6.2. Theoreticial Implications
For general education theory, the present research offers some tangible implications for the theoretical model of information systems continuance developed. First, the present research confirms the application based on empirical evidence. Secondly, the present research operationalized the construct of satisfaction as defined in the marketing and found that the marketing concept of satisfaction can be an essential predictor of continuance intention. Third, the present research offers some of the tangible implications model, which states that, apart from gratification, which is well observed in information system products such as games, social media, and others, continuance usage may also depend upon rational aspects such as success in a learner’s career and training in new skills. A product such as a MOOC may not generate gratification, so continuance usage in MOOCs may be a problem, but such a problem can be addressed through rational values such as career success and training in new skills. As career and skills training has been operationalized here, other constructs of a rational nature can be employed to test behavior continuance intention in future research.

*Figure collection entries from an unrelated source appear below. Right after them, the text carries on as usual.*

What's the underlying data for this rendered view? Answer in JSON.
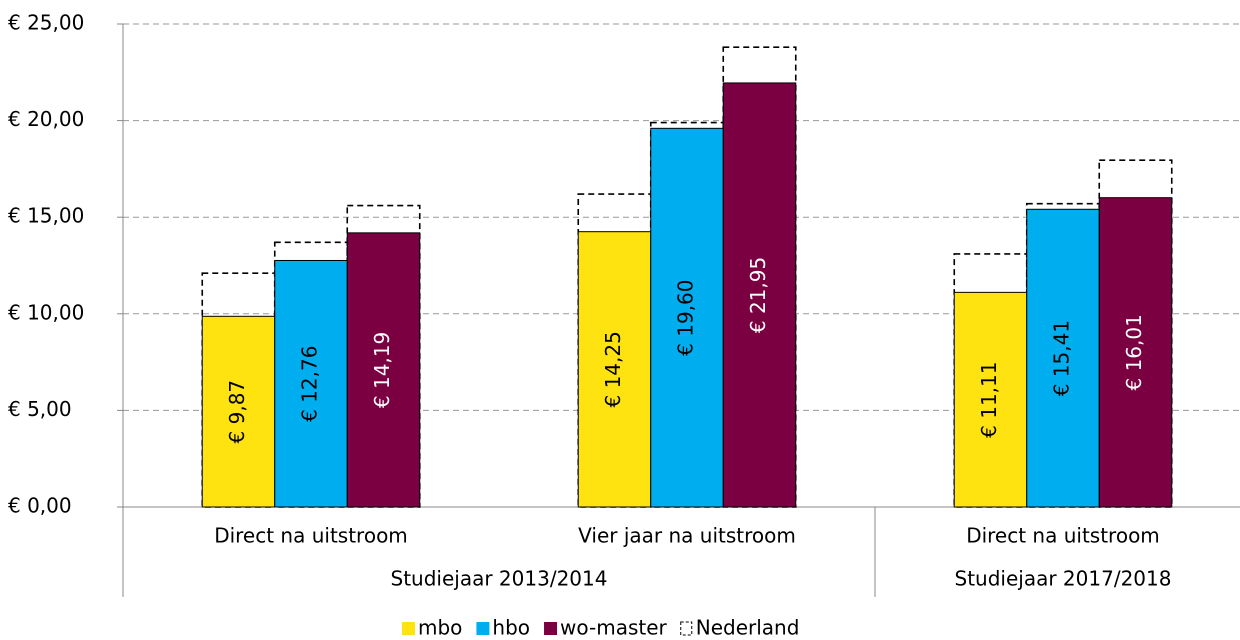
{
  "chart_data": {
    "type": "bar",
    "categories": [
      "Direct na uitstroom",
      "Vier jaar na uitstroom",
      "Direct na uitstroom"
    ],
    "category_groups": [
      "Studiejaar 2013/2014",
      "Studiejaar 2013/2014",
      "Studiejaar 2017/2018"
    ],
    "series": [
      {
        "name": "mbo",
        "color": "#FFE311",
        "label_color": "#000000",
        "values": [
          9.87,
          14.25,
          11.11
        ],
        "value_labels": [
          "€ 9,87",
          "€ 14,25",
          "€ 11,11"
        ]
      },
      {
        "name": "hbo",
        "color": "#00AEEF",
        "label_color": "#000000",
        "values": [
          12.76,
          19.6,
          15.41
        ],
        "value_labels": [
          "€ 12,76",
          "€ 19,60",
          "€ 15,41"
        ]
      },
      {
        "name": "wo-master",
        "color": "#7B0041",
        "label_color": "#FFFFFF",
        "values": [
          14.19,
          21.95,
          16.01
        ],
        "value_labels": [
          "€ 14,19",
          "€ 21,95",
          "€ 16,01"
        ]
      }
    ],
    "reference_series": {
      "name": "Nederland",
      "color": "#000000",
      "style": "dashed",
      "values": [
        [
          12.1,
          13.7,
          15.6
        ],
        [
          16.2,
          19.9,
          23.8
        ],
        [
          13.1,
          15.7,
          17.95
        ]
      ]
    },
    "ylim": [
      0,
      25
    ],
    "yticks": [
      {
        "value": 0,
        "label": "€ 0,00"
      },
      {
        "value": 5,
        "label": "€ 5,00"
      },
      {
        "value": 10,
        "label": "€ 10,00"
      },
      {
        "value": 15,
        "label": "€ 15,00"
      },
      {
        "value": 20,
        "label": "€ 20,00"
      },
      {
        "value": 25,
        "label": "€ 25,00"
      }
    ],
    "grid": true,
    "legend": "bottom"
  }
}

6.3. Limitations and Future Research Recommendations
The present research has various limitations, which can be addressed in future studies. First, the current research’s scope is limited to students studying at Jazan University. However, to establish a more comprehensive empirical validation of the conceptual model, researchers must replicate the model in various other cultural contexts. Secondly, present researchers have employed the theoretical model of continuance intention by [
51]. This theoretical model is widely used in understanding the adoption of varying natures of information systems such as MOOCs. However, other theories, such as the uses and gratification theory and the innovation diffusion model, can also be employed to understand MOOCs’ adaptability, satisfaction, and usage. Thus, future researchers can explore the role of other theoretical models in understanding the phenomena of MOOCs from the learner’s perspective. Finally, the present research has employed the survey questionnaire and PLS-SEM as data analytical tools. However, a novel insight can also be developed using other quantitative design methods of data collection and analysis. Thus, future researchers can use the experimental method to understand the role of MOOCs in enhancing learners’ skills and learning experiences, such as students and professionals.